La situation est d’autant plus choquante que le pays a une longue expérience en matière de vaccination de masse et dispose des infrastructures requises pour procéder efficacement si la question de l’approvisionnement se règle, note M. Soares Gonçalves.

« Il n’y a pas de stratégie coordonnée et centralisée de lutte contre la pandémie. L’attitude de Bolsonaro est de dire que les durs peuvent résister sans problème au virus et que ceux qui meurent sont des mous », souligne Jean Daudelin, un spécialiste du Brésil rattaché à l’Université Carleton qui reproche au chef d’État d’alimenter le fatalisme d’une partie de la population.

« Ça va être un désastre tous azimuts », relève M. Daudelin, qui s’alarme de constater que le ministère de la Santé tarde à assurer le financement accordé aux régions pour les lits en soins intensifs, contribuant à l’engorgement actuel.
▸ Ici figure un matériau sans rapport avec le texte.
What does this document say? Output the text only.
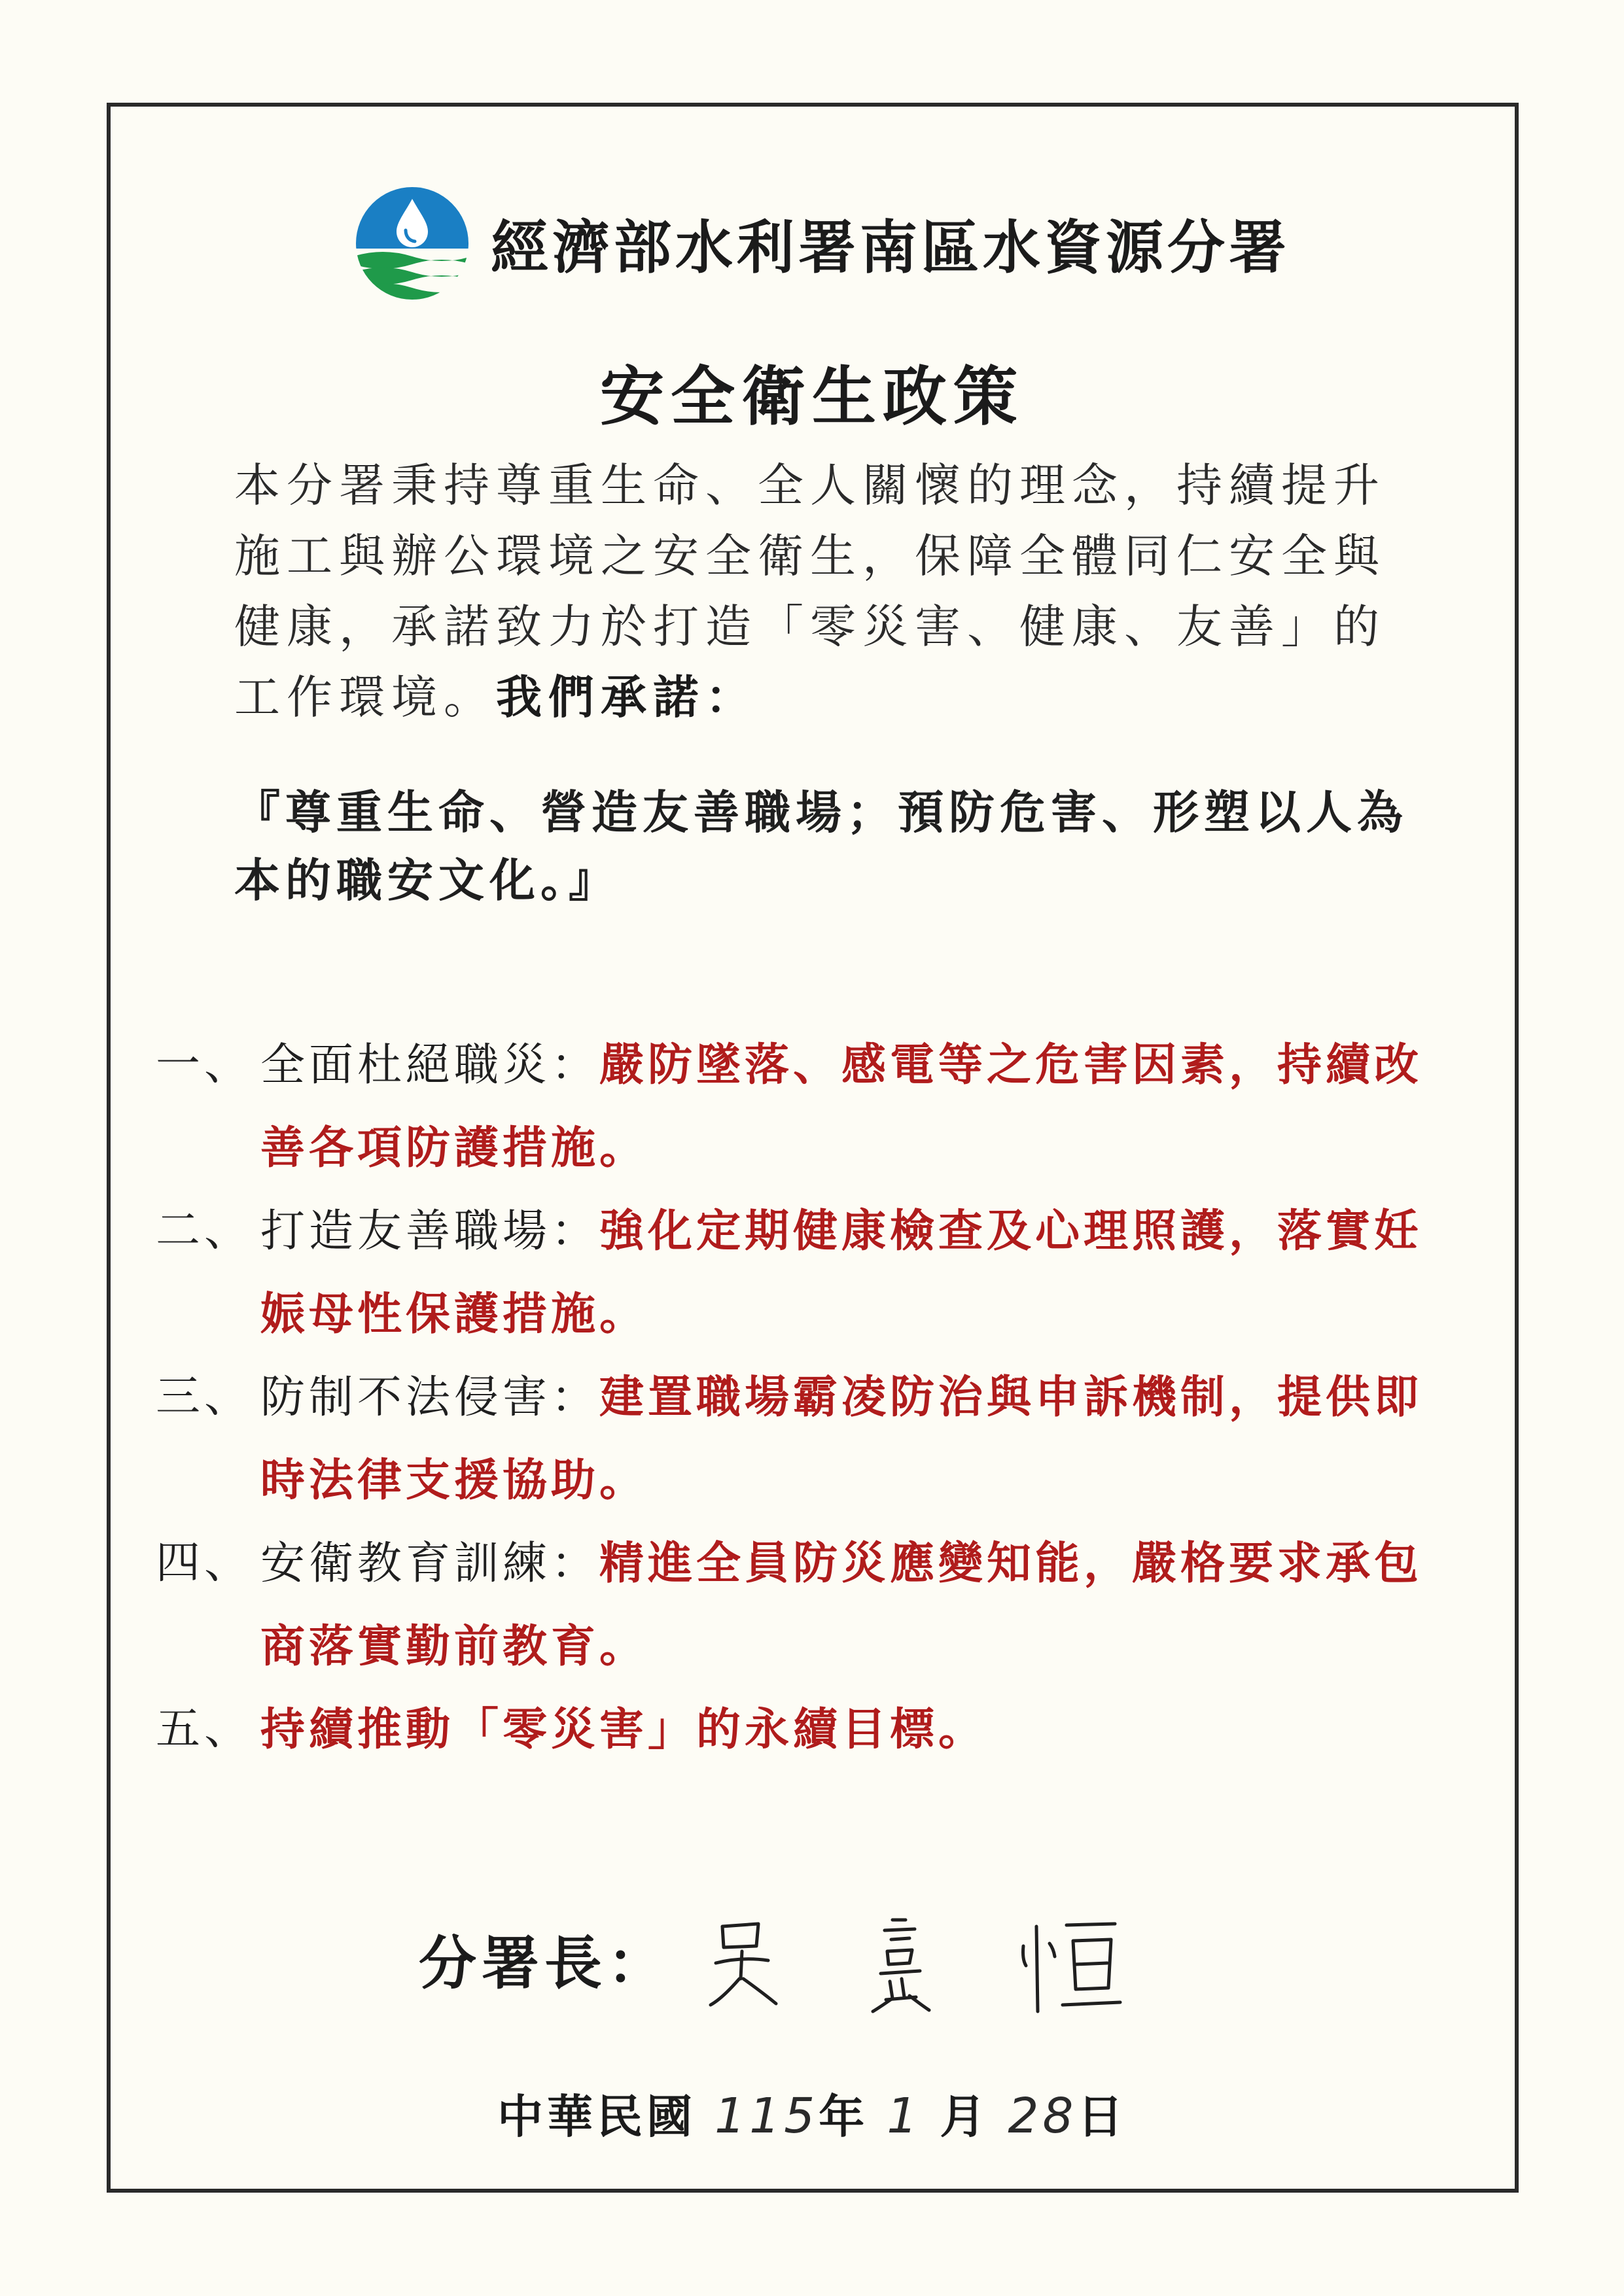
經濟部水利署南區水資源分署
安全衛生政策

本分署秉持尊重生命、全人關懷的理念，持續提升施工與辦公環境之安全衛生，保障全體同仁安全與健康，承諾致力於打造「零災害、健康、友善」的工作環境。我們承諾：

『尊重生命、營造友善職場；預防危害、形塑以人為本的職安文化。』

一、 全面杜絕職災：嚴防墜落、感電等之危害因素，持續改善各項防護措施。
二、 打造友善職場：強化定期健康檢查及心理照護，落實妊娠母性保護措施。
三、 防制不法侵害：建置職場霸凌防治與申訴機制，提供即時法律支援協助。
四、 安衛教育訓練：精進全員防災應變知能，嚴格要求承包商落實勤前教育。
五、 持續推動「零災害」的永續目標。
分署長：
中華民國 115 年 1 月 28 日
PHOTO ADRIANO MACHADO, ARCHIVES REUTERS

Manifestation réclamant la destitution du président Jair Bolsonaro pour sa gestion de la pandémie

James Green, un spécialiste d’Amérique latine rattaché à l’Université Brown, note que le gouvernement central sous-finance depuis des années le système de santé public, dont dépend 75 % de la population du pays.

« Bolsonaro et son gouvernement veulent qu’il soit ultimement privatisé et font tout pour le miner », indique le chercheur, qui qualifie de « génocidaire » l’approche suivie par le président face à la pandémie.

Sa gestion de la crise, inspirée largement de celle qui était préconisée par l’ex-président américain Donald Trump, risque de lui coûter cher à terme sur le plan politique, prévient M. Green, particulièrement si le nouveau dirigeant des États-Unis, Joe Biden, réussit à atteindre ses objectifs en matière de vaccination et à relancer l’économie alors que le Brésil s’enlise.

Un récent sondage paru dans la Folha de S. Paulo indique que la proportion des Brésiliens approuvant du travail de Jair Bolsonaro a chuté de six points entre décembre et janvier, passant de 37 % à 31 %, alors que le nombre de personnes carrément insatisfaites grimpait de 8 points pour s’établir à 40 %.

Rafael Soares Gonçalves estime que la chute est « importante ». Et il n’exclut pas qu’elle se poursuive même si le président peut continuer de compter envers et contre tout sur un « noyau dur » ultraconservateur représentant environ le quart de la population.

« Leur logique est difficile à comprendre », dit le chercheur.